横向きに寝る……あおむけに寝ると重力の影響で舌が落ち込み気道が狭くなりがち。就寝時には舌の落下が起きにくい横向き寝で。

飲酒量を控える……アルコールには筋肉を弛緩させる作用が。舌やあごの筋肉が緩んで気道を圧迫してしまわないよう飲酒は適量を。

日常の生活から睡眠時無呼吸症候群を予防できる

保険適用もできる最新の治療法

CPAP療法

 シリコーン製エアチューブのマスクを鼻か口に取りつけて、CPAP装置からホースとマスクを介して圧力を加えた空気を送り込み気道の閉塞を防ぐ。SAS治療の標準的治療法。適切な治療を行えばその日から快適な睡眠がとれる。SASの根本的な治療はなく、CPAP療法は継続して行う。健康保険3割負担で月に約4500円。

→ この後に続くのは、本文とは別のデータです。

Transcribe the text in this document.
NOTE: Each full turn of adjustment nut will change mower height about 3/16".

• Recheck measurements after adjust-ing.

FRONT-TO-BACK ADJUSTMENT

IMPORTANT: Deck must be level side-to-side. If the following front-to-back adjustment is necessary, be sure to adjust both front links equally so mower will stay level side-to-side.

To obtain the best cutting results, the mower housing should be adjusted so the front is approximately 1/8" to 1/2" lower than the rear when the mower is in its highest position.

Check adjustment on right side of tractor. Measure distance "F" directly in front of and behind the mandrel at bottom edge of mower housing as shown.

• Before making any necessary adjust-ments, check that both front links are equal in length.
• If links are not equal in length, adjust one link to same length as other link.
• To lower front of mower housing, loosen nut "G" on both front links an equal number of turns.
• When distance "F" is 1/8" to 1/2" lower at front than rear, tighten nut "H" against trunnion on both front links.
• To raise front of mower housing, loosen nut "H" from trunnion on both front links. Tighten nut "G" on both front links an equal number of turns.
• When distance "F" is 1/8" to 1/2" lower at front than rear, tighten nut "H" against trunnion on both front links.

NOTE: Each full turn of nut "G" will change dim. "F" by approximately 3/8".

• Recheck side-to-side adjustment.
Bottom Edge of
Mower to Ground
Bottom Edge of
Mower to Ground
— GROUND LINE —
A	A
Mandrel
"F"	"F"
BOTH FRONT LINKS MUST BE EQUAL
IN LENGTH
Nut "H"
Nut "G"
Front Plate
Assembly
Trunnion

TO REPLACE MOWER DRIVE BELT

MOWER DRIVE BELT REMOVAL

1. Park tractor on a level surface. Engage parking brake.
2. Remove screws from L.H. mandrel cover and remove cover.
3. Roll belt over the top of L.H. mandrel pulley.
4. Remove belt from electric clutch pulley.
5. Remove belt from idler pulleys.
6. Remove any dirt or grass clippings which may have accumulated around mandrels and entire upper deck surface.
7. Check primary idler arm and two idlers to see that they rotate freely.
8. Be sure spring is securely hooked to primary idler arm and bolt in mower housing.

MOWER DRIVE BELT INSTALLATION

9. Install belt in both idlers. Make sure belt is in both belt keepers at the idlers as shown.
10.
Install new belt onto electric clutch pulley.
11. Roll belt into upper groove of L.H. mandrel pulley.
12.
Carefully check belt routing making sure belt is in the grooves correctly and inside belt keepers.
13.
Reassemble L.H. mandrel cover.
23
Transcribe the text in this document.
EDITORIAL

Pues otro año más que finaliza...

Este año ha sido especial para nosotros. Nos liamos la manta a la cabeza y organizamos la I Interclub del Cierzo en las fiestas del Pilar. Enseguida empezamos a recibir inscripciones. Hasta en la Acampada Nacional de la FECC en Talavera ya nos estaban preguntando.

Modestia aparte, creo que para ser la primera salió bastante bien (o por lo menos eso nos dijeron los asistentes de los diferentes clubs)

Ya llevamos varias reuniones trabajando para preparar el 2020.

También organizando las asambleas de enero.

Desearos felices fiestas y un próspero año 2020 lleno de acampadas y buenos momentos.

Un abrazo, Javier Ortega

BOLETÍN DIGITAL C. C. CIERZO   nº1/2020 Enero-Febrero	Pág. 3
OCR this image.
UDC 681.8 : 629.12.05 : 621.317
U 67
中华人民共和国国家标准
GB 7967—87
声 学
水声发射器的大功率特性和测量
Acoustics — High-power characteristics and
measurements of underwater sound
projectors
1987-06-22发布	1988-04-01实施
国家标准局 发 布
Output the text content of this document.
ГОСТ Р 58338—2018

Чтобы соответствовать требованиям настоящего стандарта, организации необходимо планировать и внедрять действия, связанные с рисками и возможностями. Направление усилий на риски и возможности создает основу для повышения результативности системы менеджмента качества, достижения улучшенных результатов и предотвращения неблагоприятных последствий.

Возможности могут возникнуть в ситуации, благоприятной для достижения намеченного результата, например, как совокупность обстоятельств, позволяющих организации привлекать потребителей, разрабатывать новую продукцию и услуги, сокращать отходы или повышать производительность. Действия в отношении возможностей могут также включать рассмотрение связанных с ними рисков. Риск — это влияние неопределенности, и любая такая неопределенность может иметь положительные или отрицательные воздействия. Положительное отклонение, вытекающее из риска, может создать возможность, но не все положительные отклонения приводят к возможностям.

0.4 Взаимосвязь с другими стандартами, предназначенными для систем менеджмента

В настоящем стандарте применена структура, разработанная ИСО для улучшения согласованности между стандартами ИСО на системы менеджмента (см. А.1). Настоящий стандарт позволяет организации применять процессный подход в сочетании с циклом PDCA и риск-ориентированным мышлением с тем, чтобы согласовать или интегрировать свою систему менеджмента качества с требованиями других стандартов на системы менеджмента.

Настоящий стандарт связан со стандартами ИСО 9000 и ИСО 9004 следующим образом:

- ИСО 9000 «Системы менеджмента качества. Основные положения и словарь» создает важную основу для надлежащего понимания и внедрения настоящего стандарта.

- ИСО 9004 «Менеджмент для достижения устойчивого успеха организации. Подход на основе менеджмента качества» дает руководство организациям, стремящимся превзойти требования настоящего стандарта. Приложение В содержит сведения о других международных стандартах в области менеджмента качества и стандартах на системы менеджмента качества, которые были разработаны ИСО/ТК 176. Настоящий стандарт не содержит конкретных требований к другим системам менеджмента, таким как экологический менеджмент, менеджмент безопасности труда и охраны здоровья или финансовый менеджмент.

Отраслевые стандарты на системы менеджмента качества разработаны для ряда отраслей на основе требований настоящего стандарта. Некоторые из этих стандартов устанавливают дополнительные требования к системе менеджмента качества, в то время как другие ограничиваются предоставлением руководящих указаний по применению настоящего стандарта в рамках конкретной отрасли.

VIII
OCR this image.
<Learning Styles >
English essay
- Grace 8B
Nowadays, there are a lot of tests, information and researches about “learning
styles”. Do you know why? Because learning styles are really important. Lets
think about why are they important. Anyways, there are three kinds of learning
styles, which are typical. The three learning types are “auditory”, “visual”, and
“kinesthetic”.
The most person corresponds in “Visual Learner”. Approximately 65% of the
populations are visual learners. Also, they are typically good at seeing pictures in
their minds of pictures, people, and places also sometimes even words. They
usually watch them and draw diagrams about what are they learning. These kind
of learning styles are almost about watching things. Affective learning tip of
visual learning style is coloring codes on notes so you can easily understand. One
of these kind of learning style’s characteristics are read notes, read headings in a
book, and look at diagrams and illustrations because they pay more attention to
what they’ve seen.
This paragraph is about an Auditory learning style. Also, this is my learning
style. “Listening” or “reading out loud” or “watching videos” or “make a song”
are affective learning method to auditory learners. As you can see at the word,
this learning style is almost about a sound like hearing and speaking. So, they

装置はより小型化・軽量化が進んでいる(写真はイメージです)

マウスピース

「スリープスプリント」と呼ばれるマウスピースをはめ込むことで舌の落ち込みを防ぎ正常な上気道を維持。SAS治療のマウスピースには上下一体型(保険適用で2万~3万円程度)と、上下分離型(保険適用外で15万~20万円程度)の2種類がある。いずれも専門の歯科医がひとりひとりに合わせて作製する。

教えてくれたのは●みやざきRCクリニック 宮崎雅樹(みやざき・まさき)先生●2006年群馬大学医学部卒業後、慶應義塾大学病院呼吸器内科助教などを経て2016年に現クリニックを開院。『林修の今でしょ!講座』などテレビ出演多数。著書『長生きしたけりゃ肺を鍛えなさい』(エクスナレッジ)。